A third man yelled, “Sixteen hundred ninety-two meters.”

“That ledge with the two bushes on the right?”

“Affirmative!”

“I got it. Just has to show himself.”

A fourth voice shouted, “Smoke him, Hawkes! Turn the sumbitch inside out!”

The mortar attack had slowed to a stop. Mickey got up, the debris falling off his uniform as he spat out dust and poked his head out of his foxhole.

To his right about twenty yards, Hawkes was settled in behind the high-power scope of a .50-caliber Barrett sniper rifle.
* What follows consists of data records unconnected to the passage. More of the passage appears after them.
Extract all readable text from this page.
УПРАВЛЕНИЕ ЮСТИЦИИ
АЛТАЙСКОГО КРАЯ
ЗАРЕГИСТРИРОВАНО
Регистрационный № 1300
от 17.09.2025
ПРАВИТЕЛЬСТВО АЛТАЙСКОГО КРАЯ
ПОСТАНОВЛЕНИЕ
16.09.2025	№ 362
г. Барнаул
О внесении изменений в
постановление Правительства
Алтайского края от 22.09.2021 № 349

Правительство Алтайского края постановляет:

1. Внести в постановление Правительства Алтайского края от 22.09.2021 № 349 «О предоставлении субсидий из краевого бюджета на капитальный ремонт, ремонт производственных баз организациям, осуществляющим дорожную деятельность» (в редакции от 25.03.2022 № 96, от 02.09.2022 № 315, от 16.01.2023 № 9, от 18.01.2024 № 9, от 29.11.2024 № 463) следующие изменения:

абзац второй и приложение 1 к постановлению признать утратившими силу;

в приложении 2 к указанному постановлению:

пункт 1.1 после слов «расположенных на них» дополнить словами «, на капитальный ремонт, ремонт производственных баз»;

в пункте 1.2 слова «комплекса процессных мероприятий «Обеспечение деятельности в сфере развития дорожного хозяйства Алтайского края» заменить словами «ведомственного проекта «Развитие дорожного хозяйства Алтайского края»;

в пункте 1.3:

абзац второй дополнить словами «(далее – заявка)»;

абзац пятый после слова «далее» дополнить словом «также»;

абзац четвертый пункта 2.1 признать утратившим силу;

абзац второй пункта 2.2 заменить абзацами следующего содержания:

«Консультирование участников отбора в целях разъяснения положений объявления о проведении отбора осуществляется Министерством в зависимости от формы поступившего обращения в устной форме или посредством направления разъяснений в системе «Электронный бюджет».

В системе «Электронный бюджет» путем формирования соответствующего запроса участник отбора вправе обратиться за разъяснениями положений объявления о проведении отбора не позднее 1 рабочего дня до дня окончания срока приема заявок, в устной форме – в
Muscular and bare-chested under his body armor, Hawkes had the stub of a cheap unlit cigar dangling from the corner of his lips.

“Take him out, Hawkes,” Mickey yelled. “We got better places to be.”

“We do not move until that good son of Allah shows his head,” Hawkes shouted back, his head never leaving the scope.

“I wanna go home,” Mickey said. “I want you to go home, too.”

“We all wanna go home, kid,” Hawkes said.

“I’m going surfing someday, Hawkes,” Mickey said. “Learn to ride big waves.”

“North Shore, baby,” Hawkes said as if it were a daydream of his, too. “Banzai Pipeline. Sunset Beach and…Hey, there you are, Mr. Haji. Couldn’t stand the suspense, could you? Had to see just how close you came with those last three mortars to blowing the infidels past paradise.”